Posted: Tue Sep 12, 2006 2:20 pm
by stan
Mr. Veracity,

How did a flood of only 6 weeks pile up thousands of feet of
fossils all over the world? Do you think that many creatures lived in the ocean at that time?
If all the biomass in the ocean were killed right now, how deep would the pile be?

Seems silly to me.

Stan

Posted: Tue Sep 12, 2006 2:26 pm
by Guest
Ed, please tell us all how my description of oceanic plates diving 10 or 20 miles into the mantle (the mantle which composes about half of the earth's volume) could be even loosely construed that I was saying that the entire mantle of the earth shifted.

Posted: Tue Sep 12, 2006 2:31 pm
by Guest
Genesis Veracity wrote:Ed, please tell us all how my description of oceanic plates diving 10 or 20 miles into the mantle (the mantle which composes about half of the earth's volume) could be even loosely construed that I was saying that the entire mantle of the earth shifted.
Please tell us how the Earth could contain a volume orders of magnitude greater than its volume.

--J.D.

Posted: Tue Sep 12, 2006 2:31 pm
by ed
Genesis Veracity wrote:And besides, since the plates were moving perhaps a hundred feet/minute, they were plunging down deeper under the continental plates, to affect the magnetic field of the earth, the magnetic reversals which are noted in lava rocks, and in sedimentary rocks.

sounds like a worldwide event to me.

How much energy does this generate? How long to stop the plate that are going at 100/ft/min? How much heat would this produce over how long a time? What are the climactic implications for this?
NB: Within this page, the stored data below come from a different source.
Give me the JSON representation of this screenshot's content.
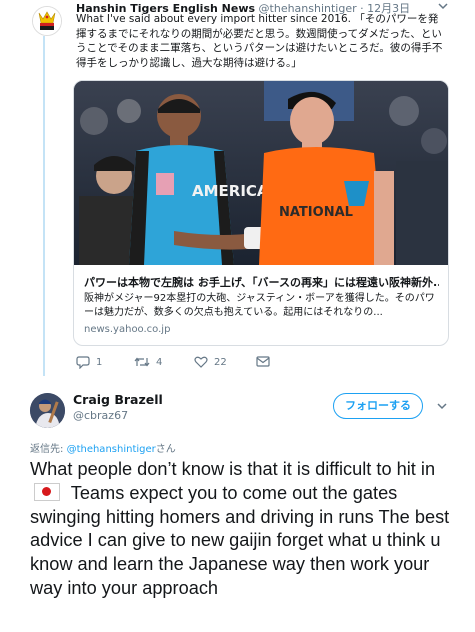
{
  "tweet": {
    "author_name": "Hanshin Tigers English News",
    "author_handle": "@thehanshintiger",
    "separator": "·",
    "date": "12月3日",
    "text": "What I've said about every import hitter since 2016. 「そのパワーを発揮するまでにそれなりの期間が必要だと思う。数週間使ってダメだった、ということでそのまま二軍落ち、というパターンは避けたいところだ。彼の得手不得手をしっかり認識し、過大な期待は避ける。」",
    "card": {
      "title": "パワーは本物で左腕は お手上げ、「バースの再来」には程遠い阪神新外...",
      "description": "阪神がメジャー92本塁打の大砲、ジャスティン・ボーアを獲得した。そのパワーは魅力だが、数多くの欠点も抱えている。起用にはそれなりの...",
      "domain": "news.yahoo.co.jp",
      "photo_left_jersey": "AMERICAN",
      "photo_right_jersey": "NATIONAL"
    },
    "actions": {
      "replies": "1",
      "retweets": "4",
      "likes": "22"
    }
  },
  "reply": {
    "author_name": "Craig Brazell",
    "author_handle": "@cbraz67",
    "follow_label": "フォローする",
    "reply_to_prefix": "返信先: ",
    "reply_to_handle": "@thehanshintiger",
    "reply_to_suffix": "さん",
    "text_before_flag": "What people don’t know is that it is difficult to hit in",
    "flag_icon": "japan-flag-icon",
    "text_after_flag": " Teams expect you to come out the gates swinging hitting homers and driving in runs  The best advice I can give to new gaijin forget what u think u know and learn the Japanese way then work your way into your approach"
  },
  "colors": {
    "accent": "#1da1f2",
    "muted": "#657786",
    "thread_line": "#c4e3f6"
  }
}
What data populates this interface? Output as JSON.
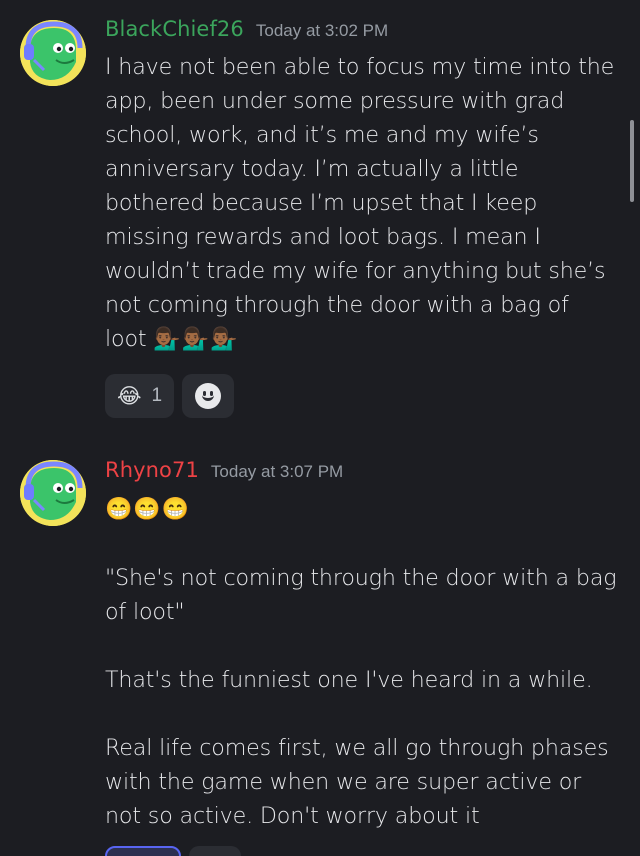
{
  "messages": [
    {
      "username": "BlackChief26",
      "username_color": "#3ba55c",
      "timestamp": "Today at 3:02 PM",
      "avatar_icon": "headset-avatar-icon",
      "lines": [
        "I have not been able to focus my time into the",
        "app, been under some pressure with grad",
        "school, work, and it’s me and my wife’s",
        "anniversary today. I’m actually a little",
        "bothered because I’m upset that I keep",
        "missing rewards and loot bags. I mean I",
        "wouldn’t trade my wife for anything but she’s",
        "not coming through the door with a bag of",
        "loot"
      ],
      "trailing_emoji": "💁🏾‍♂️💁🏾‍♂️💁🏾‍♂️",
      "reactions": [
        {
          "emoji": "😂",
          "count": "1"
        }
      ],
      "add_reaction_icon": "add-reaction-smile-icon"
    },
    {
      "username": "Rhyno71",
      "username_color": "#ed4245",
      "timestamp": "Today at 3:07 PM",
      "avatar_icon": "headset-avatar-icon",
      "emoji_line": "😁😁😁",
      "paragraphs": [
        [
          "\"She's not coming through the door with a bag",
          "of loot\""
        ],
        [
          "That's the funniest one I've heard in a while."
        ],
        [
          "Real life comes first, we all go through phases",
          "with the game when we are super active or",
          "not so active. Don't worry about it"
        ]
      ]
    }
  ],
  "colors": {
    "background": "#1c1d22",
    "reaction_bg": "#2b2d33",
    "timestamp": "#959ba3",
    "text": "#e6e7ea"
  }
}
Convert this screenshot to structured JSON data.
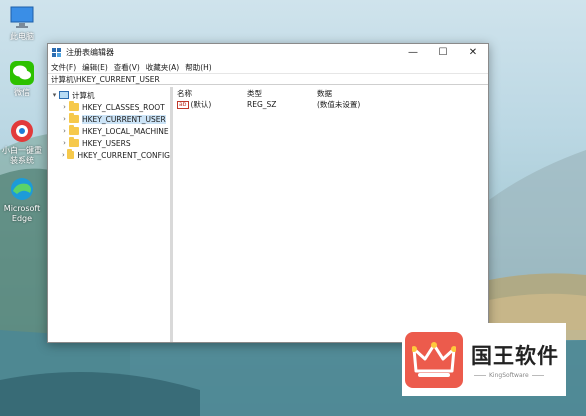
{
  "desktop": {
    "icons": [
      {
        "label": "此电脑",
        "icon": "monitor-icon"
      },
      {
        "label": "微信",
        "icon": "wechat-icon"
      },
      {
        "label": "小白一键重装系统",
        "icon": "reinstall-icon"
      },
      {
        "label": "Microsoft Edge",
        "icon": "edge-icon"
      }
    ]
  },
  "window": {
    "title": "注册表编辑器",
    "controls": {
      "minimize": "—",
      "maximize": "☐",
      "close": "✕"
    },
    "menu": [
      "文件(F)",
      "编辑(E)",
      "查看(V)",
      "收藏夹(A)",
      "帮助(H)"
    ],
    "address": "计算机\\HKEY_CURRENT_USER",
    "tree": {
      "root": "计算机",
      "items": [
        "HKEY_CLASSES_ROOT",
        "HKEY_CURRENT_USER",
        "HKEY_LOCAL_MACHINE",
        "HKEY_USERS",
        "HKEY_CURRENT_CONFIG"
      ],
      "selected": "HKEY_CURRENT_USER"
    },
    "list": {
      "headers": {
        "name": "名称",
        "type": "类型",
        "data": "数据"
      },
      "rows": [
        {
          "name": "(默认)",
          "type": "REG_SZ",
          "data": "(数值未设置)",
          "icon_text": "ab"
        }
      ]
    }
  },
  "watermark": {
    "brand": "国王软件",
    "sub": "KingSoftware",
    "accent": "#ec5b4c"
  }
}
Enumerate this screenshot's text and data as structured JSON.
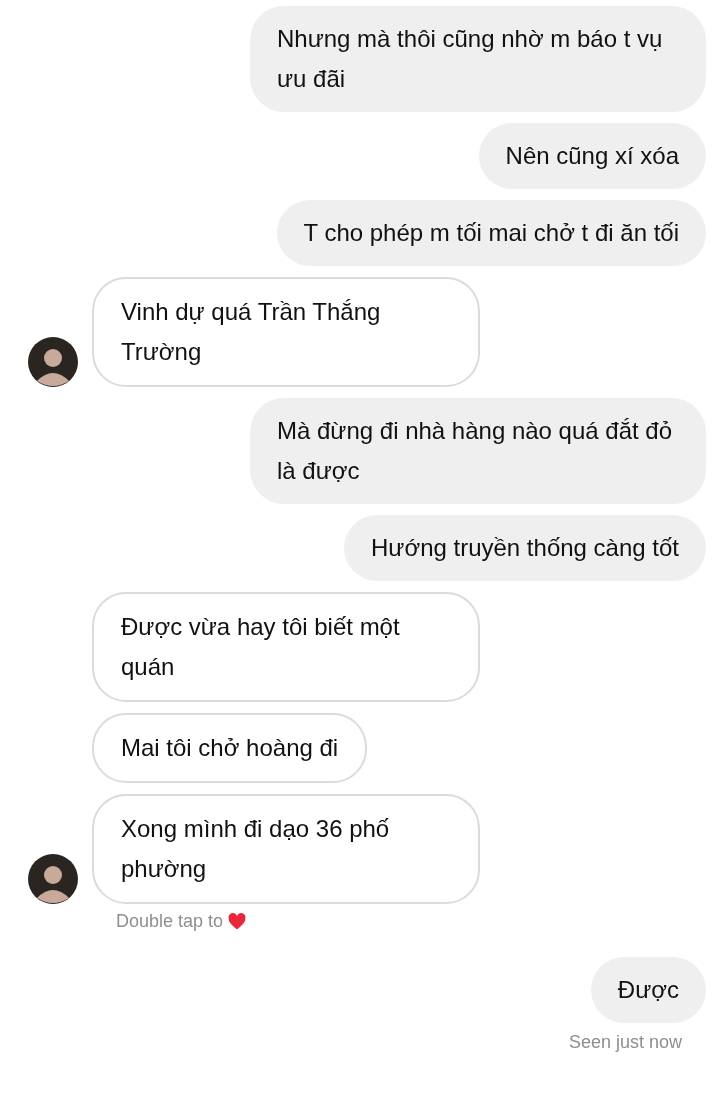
{
  "messages": [
    {
      "kind": "sent",
      "text": "Nhưng mà thôi cũng nhờ m báo t vụ ưu đãi"
    },
    {
      "kind": "sent",
      "text": "Nên cũng xí xóa"
    },
    {
      "kind": "sent",
      "text": "T cho phép m tối mai chở t đi ăn tối"
    },
    {
      "kind": "received",
      "text": "Vinh dự quá Trần Thắng Trường",
      "avatar": true
    },
    {
      "kind": "sent",
      "text": "Mà đừng đi nhà hàng nào quá đắt đỏ là được"
    },
    {
      "kind": "sent",
      "text": "Hướng truyền thống càng tốt"
    },
    {
      "kind": "received",
      "text": "Được vừa hay tôi biết một quán",
      "avatar": false
    },
    {
      "kind": "received",
      "text": "Mai tôi chở hoàng đi",
      "avatar": false
    },
    {
      "kind": "received",
      "text": "Xong mình đi dạo 36 phố phường",
      "avatar": true,
      "hint": "Double tap to"
    },
    {
      "kind": "sent",
      "text": "Được",
      "status": "Seen just now"
    }
  ]
}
Posted: Tue Sep 12, 2006 2:32 pm
by Guest
Let us play . . . the Which is Bigger Game!!!!!


10,841,229,850 meters cub'd or 1,436,764,500,000,000,000 meters cub'd

Tick tock . . . tick tock. . . .

--J.D.

Posted: Tue Sep 12, 2006 2:37 pm
by ed
ed wrote:
Genesis Veracity wrote:And besides, since the plates were moving perhaps a hundred feet/minute, they were plunging down deeper under the continental plates, to affect the magnetic field of the earth, the magnetic reversals which are noted in lava rocks, and in sedimentary rocks.

sounds like a worldwide event to me.

How much energy does this generate? How long to stop the plate that are going at 100/ft/min? How much heat would this produce over how long a time? What are the climactic implications for this?
There is more ....

What are the energy implications of the flood water condensing to drops and then hitting the ground? What would happen to the worldwide ambient temperature?